July 21, 2011

Repair of a Log Cabin Quilt

I've been working on a log cabin quilt.  It's maybe Mennonite, purchased in Ontario a while ago.  It's not very, very old.  Probably made in the mid to later part of the 1900s.  (When I started quilting, that's how I referred to "The 1800s".  It stills sounds so strange to me to say "The 1900s"......)  The current owner uses the quilt on her bed.  It's been repaired once before.

Here's the neat plaid fabric that's on the back.

Several of the darker fabrics have worn out, and many made of the lighter, brown fabaric are gone or going soon.

I gave the owner two estimates, one for just the really bad spots, and one that also includes the brown fabrics that are still mostly intact but have some splits starting.  She chose to go for the full job, because she intends to keep using the quilt.

In the spaces of the missing logs, it's possible to see the funky little orange spread that was used to fill the quilt.  That and the plaid on the back lead me to date the quilt c. 1960.  Officially, "circa" means it could have been made 10 years either side of the given date.  The plaid seems 60s to me, the orange spread could be 70s.  So, what "circa" means to me is "somewhere in around there".

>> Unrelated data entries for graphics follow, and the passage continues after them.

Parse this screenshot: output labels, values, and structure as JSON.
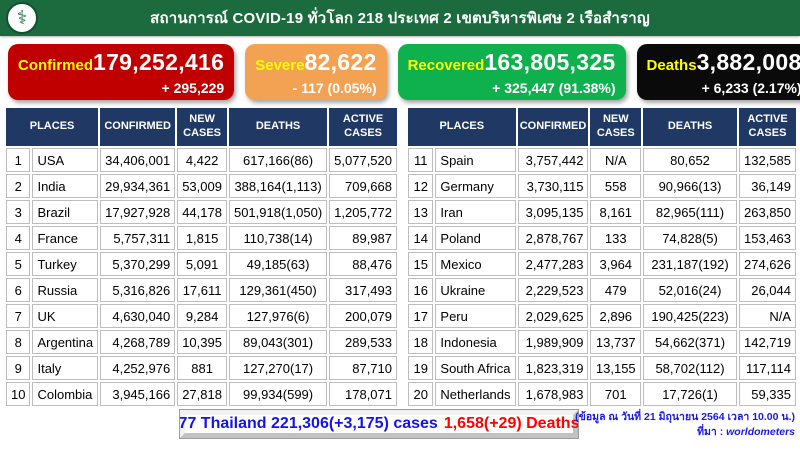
{
  "header": {
    "title": "สถานการณ์ COVID-19 ทั่วโลก 218 ประเทศ 2 เขตบริหารพิเศษ 2 เรือสำราญ",
    "logo": "moph-caduceus-emblem"
  },
  "colors": {
    "topbar_green": "#1c6b3e",
    "card_confirmed": "#c00000",
    "card_severe": "#f2a252",
    "card_recovered": "#0fb04e",
    "card_deaths": "#0a0a0a",
    "table_header_navy": "#1f3864",
    "highlight_yellow": "#ffff00",
    "highlight_red": "#ff0000",
    "new_cases_blue": "#0000f0",
    "deaths_red": "#ff0000"
  },
  "cards": [
    {
      "label": "Confirmed",
      "value": "179,252,416",
      "delta": "+ 295,229",
      "bg": "#c00000"
    },
    {
      "label": "Severe",
      "value": "82,622",
      "delta": "- 117 (0.05%)",
      "bg": "#f2a252"
    },
    {
      "label": "Recovered",
      "value": "163,805,325",
      "delta": "+ 325,447 (91.38%)",
      "bg": "#0fb04e"
    },
    {
      "label": "Deaths",
      "value": "3,882,008",
      "delta": "+ 6,233 (2.17%)",
      "bg": "#0a0a0a"
    }
  ],
  "table": {
    "headers": [
      "PLACES",
      "CONFIRMED",
      "NEW CASES",
      "DEATHS",
      "ACTIVE CASES"
    ]
  },
  "left_rows": [
    {
      "rank": "1",
      "place": "USA",
      "confirmed": "34,406,001",
      "new_cases": "4,422",
      "new_highlight": false,
      "deaths": "617,166(86)",
      "deaths_highlight": false,
      "active": "5,077,520"
    },
    {
      "rank": "2",
      "place": "India",
      "confirmed": "29,934,361",
      "new_cases": "53,009",
      "new_highlight": true,
      "deaths": "388,164(1,113)",
      "deaths_highlight": true,
      "active": "709,668"
    },
    {
      "rank": "3",
      "place": "Brazil",
      "confirmed": "17,927,928",
      "new_cases": "44,178",
      "new_highlight": true,
      "deaths": "501,918(1,050)",
      "deaths_highlight": true,
      "active": "1,205,772"
    },
    {
      "rank": "4",
      "place": "France",
      "confirmed": "5,757,311",
      "new_cases": "1,815",
      "new_highlight": false,
      "deaths": "110,738(14)",
      "deaths_highlight": false,
      "active": "89,987"
    },
    {
      "rank": "5",
      "place": "Turkey",
      "confirmed": "5,370,299",
      "new_cases": "5,091",
      "new_highlight": false,
      "deaths": "49,185(63)",
      "deaths_highlight": false,
      "active": "88,476"
    },
    {
      "rank": "6",
      "place": "Russia",
      "confirmed": "5,316,826",
      "new_cases": "17,611",
      "new_highlight": true,
      "deaths": "129,361(450)",
      "deaths_highlight": false,
      "active": "317,493"
    },
    {
      "rank": "7",
      "place": "UK",
      "confirmed": "4,630,040",
      "new_cases": "9,284",
      "new_highlight": false,
      "deaths": "127,976(6)",
      "deaths_highlight": false,
      "active": "200,079"
    },
    {
      "rank": "8",
      "place": "Argentina",
      "confirmed": "4,268,789",
      "new_cases": "10,395",
      "new_highlight": true,
      "deaths": "89,043(301)",
      "deaths_highlight": false,
      "active": "289,533"
    },
    {
      "rank": "9",
      "place": "Italy",
      "confirmed": "4,252,976",
      "new_cases": "881",
      "new_highlight": false,
      "deaths": "127,270(17)",
      "deaths_highlight": false,
      "active": "87,710"
    },
    {
      "rank": "10",
      "place": "Colombia",
      "confirmed": "3,945,166",
      "new_cases": "27,818",
      "new_highlight": true,
      "deaths": "99,934(599)",
      "deaths_highlight": true,
      "active": "178,071"
    }
  ],
  "right_rows": [
    {
      "rank": "11",
      "place": "Spain",
      "confirmed": "3,757,442",
      "new_cases": "N/A",
      "new_highlight": false,
      "deaths": "80,652",
      "deaths_highlight": false,
      "active": "132,585"
    },
    {
      "rank": "12",
      "place": "Germany",
      "confirmed": "3,730,115",
      "new_cases": "558",
      "new_highlight": false,
      "deaths": "90,966(13)",
      "deaths_highlight": false,
      "active": "36,149"
    },
    {
      "rank": "13",
      "place": "Iran",
      "confirmed": "3,095,135",
      "new_cases": "8,161",
      "new_highlight": false,
      "deaths": "82,965(111)",
      "deaths_highlight": false,
      "active": "263,850"
    },
    {
      "rank": "14",
      "place": "Poland",
      "confirmed": "2,878,767",
      "new_cases": "133",
      "new_highlight": false,
      "deaths": "74,828(5)",
      "deaths_highlight": false,
      "active": "153,463"
    },
    {
      "rank": "15",
      "place": "Mexico",
      "confirmed": "2,477,283",
      "new_cases": "3,964",
      "new_highlight": false,
      "deaths": "231,187(192)",
      "deaths_highlight": false,
      "active": "274,626"
    },
    {
      "rank": "16",
      "place": "Ukraine",
      "confirmed": "2,229,523",
      "new_cases": "479",
      "new_highlight": false,
      "deaths": "52,016(24)",
      "deaths_highlight": false,
      "active": "26,044"
    },
    {
      "rank": "17",
      "place": "Peru",
      "confirmed": "2,029,625",
      "new_cases": "2,896",
      "new_highlight": false,
      "deaths": "190,425(223)",
      "deaths_highlight": false,
      "active": "N/A"
    },
    {
      "rank": "18",
      "place": "Indonesia",
      "confirmed": "1,989,909",
      "new_cases": "13,737",
      "new_highlight": true,
      "deaths": "54,662(371)",
      "deaths_highlight": false,
      "active": "142,719"
    },
    {
      "rank": "19",
      "place": "South Africa",
      "confirmed": "1,823,319",
      "new_cases": "13,155",
      "new_highlight": true,
      "deaths": "58,702(112)",
      "deaths_highlight": false,
      "active": "117,114"
    },
    {
      "rank": "20",
      "place": "Netherlands",
      "confirmed": "1,678,983",
      "new_cases": "701",
      "new_highlight": false,
      "deaths": "17,726(1)",
      "deaths_highlight": false,
      "active": "59,335"
    }
  ],
  "thailand_bar": {
    "cases_text": "77 Thailand 221,306(+3,175) cases",
    "deaths_text": "1,658(+29) Deaths"
  },
  "footnote": {
    "line1": "(ข้อมูล ณ วันที่ 21 มิถุนายน 2564 เวลา 10.00 น.)",
    "line2_prefix": "ที่มา : ",
    "source": "worldometers"
  }
}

Here are the vintage fabrics I had on hand.  The brown is a cotton, but the original fabric is probably a rayon.  The thicker green wool is too thick, and the thinner one has only a few spots that are not already weak.  I only had black cottons, which in a heavier weave can replace a dress-weight black wool in a pinch.  (Read about storing wool fabrics here.)

I decided to go shopping to see if I could find something better, and did.  I bought a dark, forest green and a black wool crepe.  It's often hard to find wools light weight enough to work well in these quilts.  These are still a touch thick, but not bad.  I didn't find anything better for the brown.  I decided to try sewing them on and see how I liked them.  I liked them.

Here's the finished repair job.

And here are before and after pix of some of the repaired logs.

(The brown fabric I added comes off quite a bit yellower than the original in these photos.  Yes, it is yellower, but not quite so much yellower.  Some of this is because of the quality of the light when I photographed. You can seen that the blues are also a very different shade in the before and after pix.  I could have spent a while in photoshop adjusting, but thought I just write simple disclaimer instead!)